FIRMA INVITADA: "SHAKESPEARE, EL CUERDO QUE ENTIENDE A LOS LOCOS", por MIGUEL CARREÑO CARREÑO



SHAKESPEARE, EL CUERDO QUE ENTIENDE A LOS LOCOS



Correspondo con el presente artículo al nada ingenuo trabajo “Una interpretación ingenua de Shakespeare”, de Salvador Perán Mesa, en su lectura de El Rey Lear y Macbeth publicado en este mismo blog (http://baezaliteraria.blogspot.com.es/el pasado 21 de septiembre.

Lear, en la escena de división de su reino, según dice quiere despojarse de su poder y dejar de ser rey. Y plantea la situación como un simple trámite, embargado de suficiencia. En cambio, cuando interactúan los personajes surge un final inesperado. Aparentemente Lear no consigue lo que se proponía porque no se adapta al ritmo de transición de esa situación y, durante la misma, sigue siendo (mantiene todavía el poder) y sintiendo (le molesta la verdad, señala agudamente el autor del trabajo sobre Lear que comento) como rey. Pues, aunque era otra su voluntad, los hechos suceden con una dialéctica tan realista que escapan a su control y la situación se le va de las manos.

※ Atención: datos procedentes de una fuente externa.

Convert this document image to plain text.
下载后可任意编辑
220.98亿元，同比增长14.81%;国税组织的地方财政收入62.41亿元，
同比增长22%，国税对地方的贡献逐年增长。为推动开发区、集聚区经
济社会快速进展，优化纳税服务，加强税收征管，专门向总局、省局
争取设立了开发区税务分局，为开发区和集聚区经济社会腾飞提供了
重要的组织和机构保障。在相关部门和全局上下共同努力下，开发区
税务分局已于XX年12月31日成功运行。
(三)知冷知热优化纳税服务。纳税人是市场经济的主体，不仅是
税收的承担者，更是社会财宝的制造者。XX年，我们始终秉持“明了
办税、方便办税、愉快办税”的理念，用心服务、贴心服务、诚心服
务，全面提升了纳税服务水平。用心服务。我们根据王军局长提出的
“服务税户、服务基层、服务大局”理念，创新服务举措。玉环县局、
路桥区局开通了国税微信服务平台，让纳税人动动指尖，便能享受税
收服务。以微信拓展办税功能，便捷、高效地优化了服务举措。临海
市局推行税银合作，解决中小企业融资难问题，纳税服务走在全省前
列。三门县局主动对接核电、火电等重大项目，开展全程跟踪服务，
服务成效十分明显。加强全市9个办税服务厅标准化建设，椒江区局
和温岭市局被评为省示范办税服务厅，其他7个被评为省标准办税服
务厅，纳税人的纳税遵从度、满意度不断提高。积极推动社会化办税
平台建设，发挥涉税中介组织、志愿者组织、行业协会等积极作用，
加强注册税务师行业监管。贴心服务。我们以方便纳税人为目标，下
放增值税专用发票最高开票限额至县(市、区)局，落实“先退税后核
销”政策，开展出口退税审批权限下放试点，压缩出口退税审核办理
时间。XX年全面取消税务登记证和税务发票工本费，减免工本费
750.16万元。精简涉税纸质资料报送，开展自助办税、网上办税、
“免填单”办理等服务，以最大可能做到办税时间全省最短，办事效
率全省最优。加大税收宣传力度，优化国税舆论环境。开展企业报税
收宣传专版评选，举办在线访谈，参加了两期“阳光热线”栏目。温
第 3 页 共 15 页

La escena no es estática sino dinámica y, por consiguiente, ambigua. Como la vida misma. Y no sólo Lear, también patinan (se equivocan), por decirlo así, las “verdades” inapelables de los fieles (honrados) vasallos y de todos los que están en la línea de franqueza de Cordelia porque no han captado la pretensión de buena voluntad del rey. Son, pues, buenos pero ingenuos. Y la ingenuidad cuando no se es niño es dudosa virtud.
Por el contrario, los pillos y sinvergüenzas, además de que están para aprovecharse como las dos hermanas mayores, le siguen el rollo al rey para hacerle la pelota y así conseguir su beneficio. Aunque también estén ciegos al momento que viven.

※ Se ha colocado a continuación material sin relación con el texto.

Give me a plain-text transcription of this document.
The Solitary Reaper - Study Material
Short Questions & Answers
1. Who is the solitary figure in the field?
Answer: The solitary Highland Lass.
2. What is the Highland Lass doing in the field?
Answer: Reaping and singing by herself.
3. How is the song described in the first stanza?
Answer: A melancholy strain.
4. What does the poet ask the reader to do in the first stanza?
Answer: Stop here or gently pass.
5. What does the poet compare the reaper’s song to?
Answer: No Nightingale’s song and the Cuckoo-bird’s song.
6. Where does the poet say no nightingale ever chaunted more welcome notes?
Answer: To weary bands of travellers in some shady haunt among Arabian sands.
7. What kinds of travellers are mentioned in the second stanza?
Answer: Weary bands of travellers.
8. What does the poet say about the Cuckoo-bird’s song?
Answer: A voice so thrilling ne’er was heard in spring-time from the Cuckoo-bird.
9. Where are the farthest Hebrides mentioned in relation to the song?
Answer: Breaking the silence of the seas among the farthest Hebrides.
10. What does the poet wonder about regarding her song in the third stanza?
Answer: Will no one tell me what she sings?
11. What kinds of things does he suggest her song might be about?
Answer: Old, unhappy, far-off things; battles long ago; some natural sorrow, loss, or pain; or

De he ahí la multiplicidad inabarcable que es Shakespeare.
Lear pretendía ejercer del niño que dice que el rey está desnudo, pero sus vasallos y sus hijas seguían viéndolo vestido con toda la razón. Y el mismo Lear, que tiene todas las cartas y juega solo, también pierde la partida.
Los personajes de Shakespeare van a remolque de los sucesos que ellos mismos provocan y, cojan el tren o queden varados en la estación, inevitablemente descarrilan. La impresión (de veracidad) que ello produce en el espectador / lector es nuestra fascinación por Shakespeare.

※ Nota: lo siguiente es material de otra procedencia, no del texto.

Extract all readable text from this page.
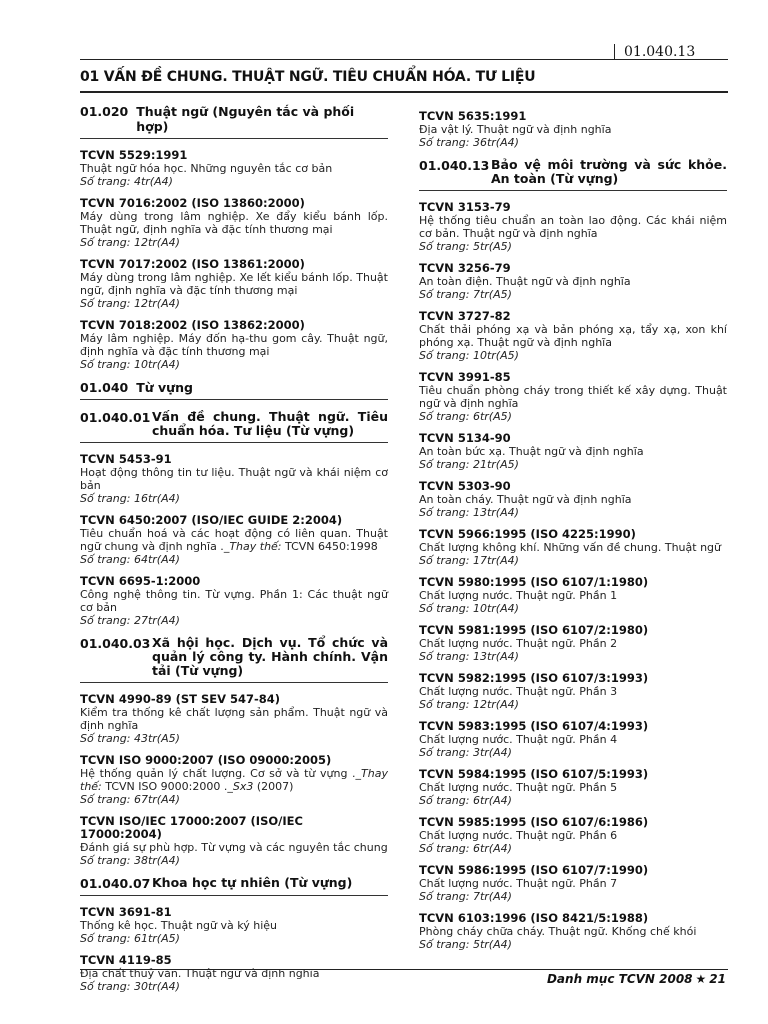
01.040.13
01 VẤN ĐỀ CHUNG. THUẬT NGỮ. TIÊU CHUẨN HÓA. TƯ LIỆU
01.020 Thuật ngữ (Nguyên tắc và phối hợp)
TCVN 5529:1991
Thuật ngữ hóa học. Những nguyên tắc cơ bản
Số trang: 4tr(A4)
TCVN 7016:2002 (ISO 13860:2000)
Máy dùng trong lâm nghiệp. Xe đẩy kiểu bánh lốp. Thuật ngữ, định nghĩa và đặc tính thương mại
Số trang: 12tr(A4)
TCVN 7017:2002 (ISO 13861:2000)
Máy dùng trong lâm nghiệp. Xe lết kiểu bánh lốp. Thuật ngữ, định nghĩa và đặc tính thương mại
Số trang: 12tr(A4)
TCVN 7018:2002 (ISO 13862:2000)
Máy lâm nghiệp. Máy đốn hạ-thu gom cây. Thuật ngữ, định nghĩa và đặc tính thương mại
Số trang: 10tr(A4)
01.040 Từ vựng
01.040.01 Vấn đề chung. Thuật ngữ. Tiêu chuẩn hóa. Tư liệu (Từ vựng)
TCVN 5453-91
Hoạt động thông tin tư liệu. Thuật ngữ và khái niệm cơ bản
Số trang: 16tr(A4)
TCVN 6450:2007 (ISO/IEC GUIDE 2:2004)
Tiêu chuẩn hoá và các hoạt động có liên quan. Thuật ngữ chung và định nghĩa ._Thay thế: TCVN 6450:1998
Số trang: 64tr(A4)
TCVN 6695-1:2000
Công nghệ thông tin. Từ vựng. Phần 1: Các thuật ngữ cơ bản
Số trang: 27tr(A4)
01.040.03 Xã hội học. Dịch vụ. Tổ chức và quản lý công ty. Hành chính. Vận tải (Từ vựng)
TCVN 4990-89 (ST SEV 547-84)
Kiểm tra thống kê chất lượng sản phẩm. Thuật ngữ và định nghĩa
Số trang: 43tr(A5)
TCVN ISO 9000:2007 (ISO 09000:2005)
Hệ thống quản lý chất lượng. Cơ sở và từ vựng ._Thay thế: TCVN ISO 9000:2000 ._Sx3 (2007)
Số trang: 67tr(A4)
TCVN ISO/IEC 17000:2007 (ISO/IEC 17000:2004)
Đánh giá sự phù hợp. Từ vựng và các nguyên tắc chung
Số trang: 38tr(A4)
01.040.07 Khoa học tự nhiên (Từ vựng)
TCVN 3691-81
Thống kê học. Thuật ngữ và ký hiệu
Số trang: 61tr(A5)
TCVN 4119-85
Địa chất thuỷ văn. Thuật ngữ và định nghĩa
Số trang: 30tr(A4)
TCVN 5635:1991
Địa vật lý. Thuật ngữ và định nghĩa
Số trang: 36tr(A4)
01.040.13 Bảo vệ môi trường và sức khỏe. An toàn (Từ vựng)
TCVN 3153-79
Hệ thống tiêu chuẩn an toàn lao động. Các khái niệm cơ bản. Thuật ngữ và định nghĩa
Số trang: 5tr(A5)
TCVN 3256-79
An toàn điện. Thuật ngữ và định nghĩa
Số trang: 7tr(A5)
TCVN 3727-82
Chất thải phóng xạ và bản phóng xạ, tẩy xạ, xon khí phóng xạ. Thuật ngữ và định nghĩa
Số trang: 10tr(A5)
TCVN 3991-85
Tiêu chuẩn phòng cháy trong thiết kế xây dựng. Thuật ngữ và định nghĩa
Số trang: 6tr(A5)
TCVN 5134-90
An toàn bức xạ. Thuật ngữ và định nghĩa
Số trang: 21tr(A5)
TCVN 5303-90
An toàn cháy. Thuật ngữ và định nghĩa
Số trang: 13tr(A4)
TCVN 5966:1995 (ISO 4225:1990)
Chất lượng không khí. Những vấn đề chung. Thuật ngữ
Số trang: 17tr(A4)
TCVN 5980:1995 (ISO 6107/1:1980)
Chất lượng nước. Thuật ngữ. Phần 1
Số trang: 10tr(A4)
TCVN 5981:1995 (ISO 6107/2:1980)
Chất lượng nước. Thuật ngữ. Phần 2
Số trang: 13tr(A4)
TCVN 5982:1995 (ISO 6107/3:1993)
Chất lượng nước. Thuật ngữ. Phần 3
Số trang: 12tr(A4)
TCVN 5983:1995 (ISO 6107/4:1993)
Chất lượng nước. Thuật ngữ. Phần 4
Số trang: 3tr(A4)
TCVN 5984:1995 (ISO 6107/5:1993)
Chất lượng nước. Thuật ngữ. Phần 5
Số trang: 6tr(A4)
TCVN 5985:1995 (ISO 6107/6:1986)
Chất lượng nước. Thuật ngữ. Phần 6
Số trang: 6tr(A4)
TCVN 5986:1995 (ISO 6107/7:1990)
Chất lượng nước. Thuật ngữ. Phần 7
Số trang: 7tr(A4)
TCVN 6103:1996 (ISO 8421/5:1988)
Phòng cháy chữa cháy. Thuật ngữ. Khống chế khói
Số trang: 5tr(A4)
Danh mục TCVN 2008 ★ 21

Lear (o sea, nosotros) decide salirse del papel de rey, mostrarse como es, como hombre, pero a la hora de la verdad fracasa. Pierde la “cordura” porque es incapaz de quitarse la máscara, aunque ése fuera su propósito.
Lear ha visto dentro de sí, en su yo, en su abismo. Ha visto su infierno. Lo que esperaba una gloriosa abdicación se convierte en un juicio final, un balance de vida, donde es juzgado por el más severo de los jueces, el juez al que no se puede engañar: él mismo. Y lejos de tragarse su “justo” orgullo con humildad, peca de soberbia y con ira, y plena conciencia, condena a los “buenos” / veraces y premia a los “malos” / mentirosos. No hay problema de comunicación, carece de importancia la “verdad” de los auténticos o la “mentira” de los tramposos; a todos los conoce bien. Lear es clarividente, pero, incapaz de asumir su impostura vital y víctima de su propia injusticia, “enloquece”.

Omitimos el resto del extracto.